The guys known for arranging footage of stuff have arranged a bunch more stuff! With a world music soundtrack! The creators of Baraka and Koyaanisqatsi return to cinemas with Samsara, and this time, the focus of their artfully arranged travelogue is the ongoing struggle of man versus nature, and how one's always trying to get the upper hand. Monks push around colored sand to make a mosaic; storms push around people's homes and cars, filling them with dirt and rubble; patterns illustrate the dualities of tradition/modernity and creation/waste. I spent a lot of time thinking about my groceries, bills, and girls who broke my heart. JAMIE S. RICH Fox Tower 10.
Sleepwalk with Me
Turn on NPR and you'll hear an example: "Real people" telling "true stories" are everywhere these days. Stand-up comedian Mike Birbiglia is a real person who has a true story about his career in comedy, ending a relationship, and a sleep disorder, and he's gotten pretty good at telling it: First in a one-man show, then a book, and now the gently endearing film Sleepwalk with Me, co-written with storytelling high priest Ira Glass. Describing a story as "true" suggests there's only one way to tell it, but if this mild little comedy has a moral, it's this: Even a true story is changed in the telling.
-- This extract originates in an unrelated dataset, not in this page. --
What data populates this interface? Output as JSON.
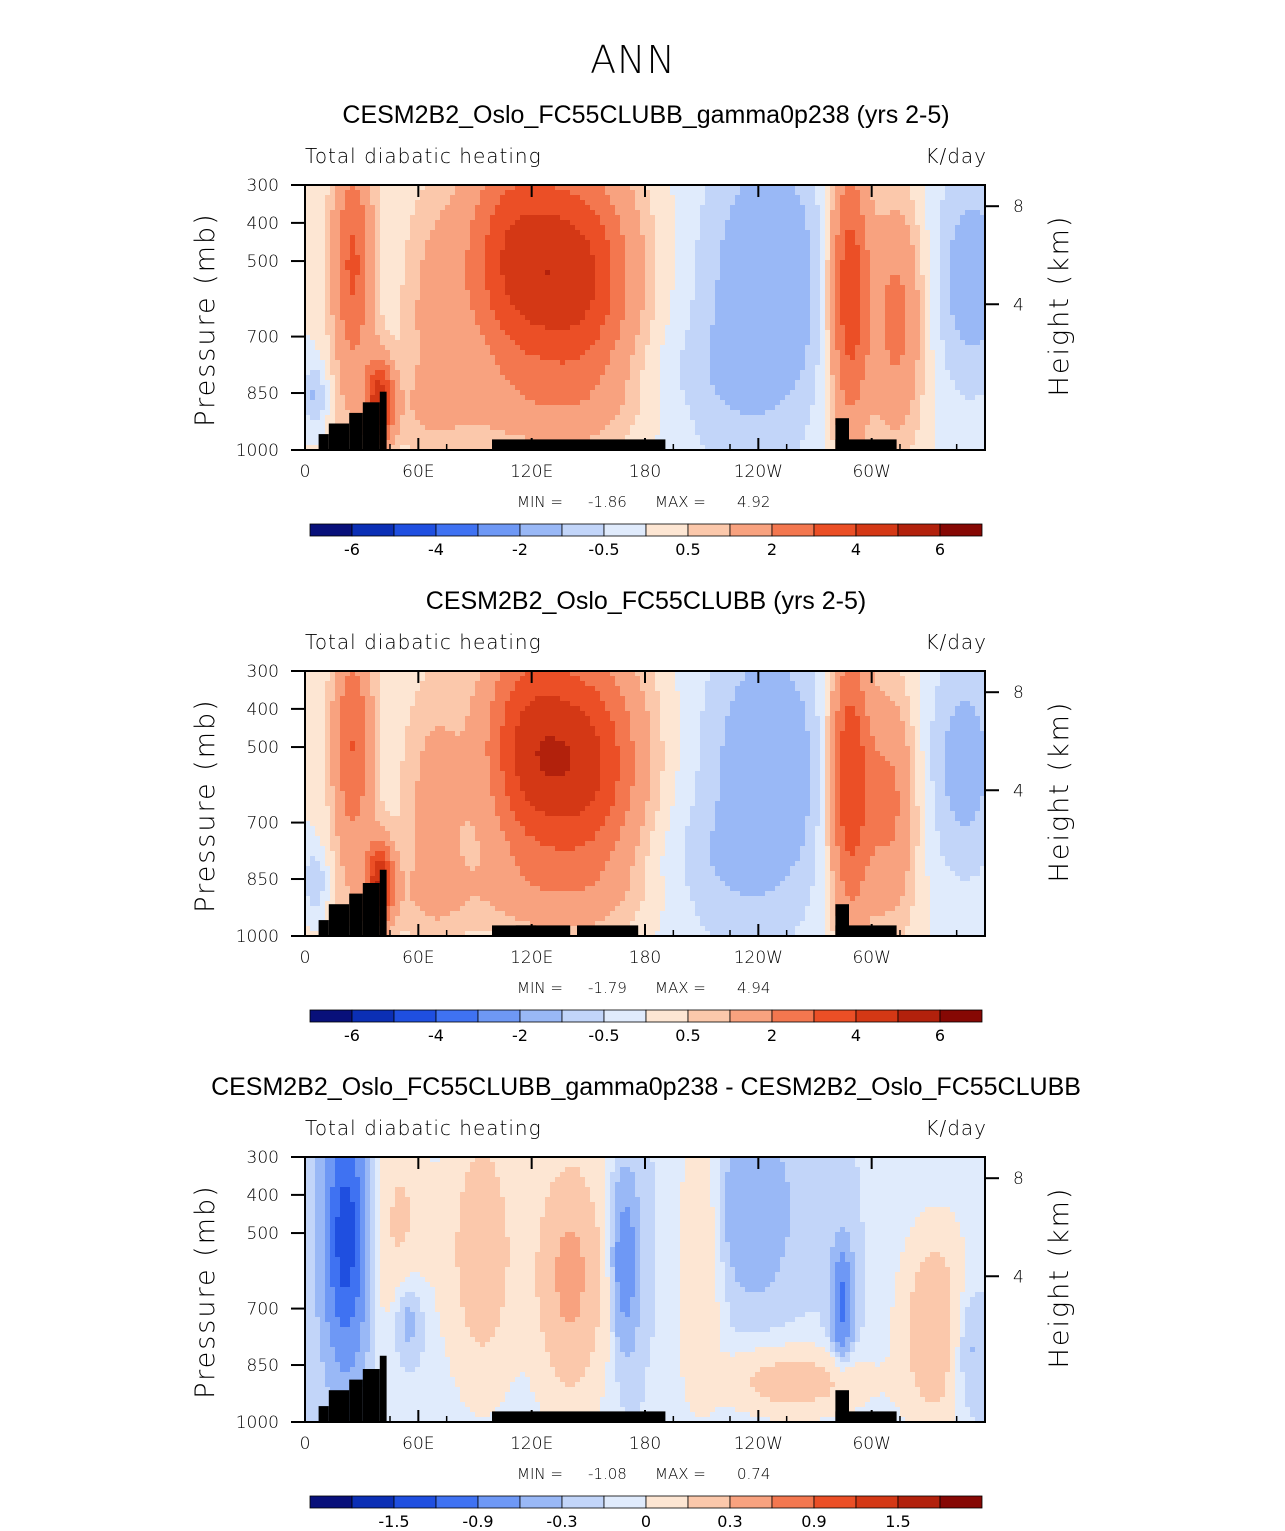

The best we can do is to tell our stories honestly and well. Co-director and star in attendance for 4:30, 7, and 9 pm shows on Sat Sept 8. ALISON HALLETT Cinema 21.
This Is Now
A locally produced film that "explores the triumphs and difficulties of finding one's spiritual path." Clinton Street Theater.
Turn Me On, Dammit!
A quirky Norwegian film that follows Alma (Helene Bergsholm) over the course of a particularly trying couple of months during the dog days leading up to her 16th birthday. Possessed by hormones, she gets busted for racking up phone-sex charges (we first meet her, mid-purchase, on the kitchen floor), rides rolls of coins when the register gets slow at work, and slips into erotic daydreams about virtually everyone she encounters in her tiny Norwegian village. Dammit doesn't need to say much about horny teenage girls other than, unapologetically, that they exist, and can do so without conforming to the dead stock of bad girl associations–Alma's a sweet, ballsy, normal girl who shoulder taps for beer and shares a ritual with her friends in which they religiously flip off the road sign for their hometown every time they pass it. While the ending is a bit too pattingly winking and cute, Dammit tells its short, forthright tale briskly and with a curtsy before moving off stage right. MARJORIE SKINNER Clinton Street Theater.
"Take this quarter, go downtown, and have a rat gnaw that thing off your face! Good day to you, madam." Laurelhurst Theater.
Will the Real Terrorist
Please Stand Up?
A documentary about "half a century of hostile US-Cuba relations" and "the Cuban Five, intelligence agents sent to penetrate Cuban exile terrorist groups in Miami [who are] now serving long prison sentences." EMINEM. SIT BACK DOWN. THIS ISN'T ABOUT YOU. Clinton Street Theater.